Esa poesía de la cotidianidad bañada de magia alcanza todo el metraje de la película, pero en especial los fragmentos que transcurren en el estudio de fotografía del tío de Masa, donde, igualmente desde el punto de vista de la picardía sexual, se retrata la vida desde el punto de vista de la juventud que lo tiene todo por delante, pero también le desencanto y la frustración de las ocasiones perdidas o de la felicidad olvidada. Ese milagro de vivir conecta el comienzo de la película, cuando el vehículo motorizado que transporta a los jefes nazis sucede en imágenes a la deseable condesa (Kveta Fialová) que visita la estación en su diaria salida a montar a caballo.

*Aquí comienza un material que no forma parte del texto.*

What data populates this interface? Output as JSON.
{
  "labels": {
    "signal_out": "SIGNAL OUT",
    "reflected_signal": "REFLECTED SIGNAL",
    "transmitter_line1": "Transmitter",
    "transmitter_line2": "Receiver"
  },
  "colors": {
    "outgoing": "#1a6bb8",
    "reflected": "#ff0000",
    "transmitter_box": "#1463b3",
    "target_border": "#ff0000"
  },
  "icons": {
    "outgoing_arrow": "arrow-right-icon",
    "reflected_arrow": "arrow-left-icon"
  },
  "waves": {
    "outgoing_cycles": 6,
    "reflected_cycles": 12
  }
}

Menzel, con su precisa y limpia dirección y su capacidad de evocación, resume así, de un plumazo, en una única secuencia, décadas de historia checa, el paso del imperio y la estructura social aristocrática a las nuevas exigencias de los ocupantes nazis en las que, tanto en su tiempo como en la actualidad, podemos leer las correspondientes equivalencias a lo que suponía vivir bajo el paraguas del comunismo, que no iba a tardar en volverse todavía más estrechas y acuciantes. El canto a la vida que impregna la película choca, por tanto, con la realidad de su rodaje, y avala aquella actitud del también checo Milos Forman que, en los primeros tiempos de su éxito internacional, cuando se paseaba por las universidades de París o tomaba cócteles en las fiestas de la contracultura de Nueva York, cuando el mundo occidental de los progres y los descontentos, en plena resaca del revolucionario 1968, aplaudía y guiñaba el ojo a las repúblicas soviéticas del este de Europa, mostraba su perplejidad a quienes hablaban del paraíso comunista y, al tiempo que declaraba su deseo de abandonar ese supuesto paraíso, acusaba a sus interlocutores de no tener la más mínima idea de lo que hablaban, de ser meros revolucionarios de salón. La película de Menzel presenta los escasos claros abiertos en un horizonte de nubarrones oscuros. Unos nubarrones que, tarde o temprano, traen tormenta.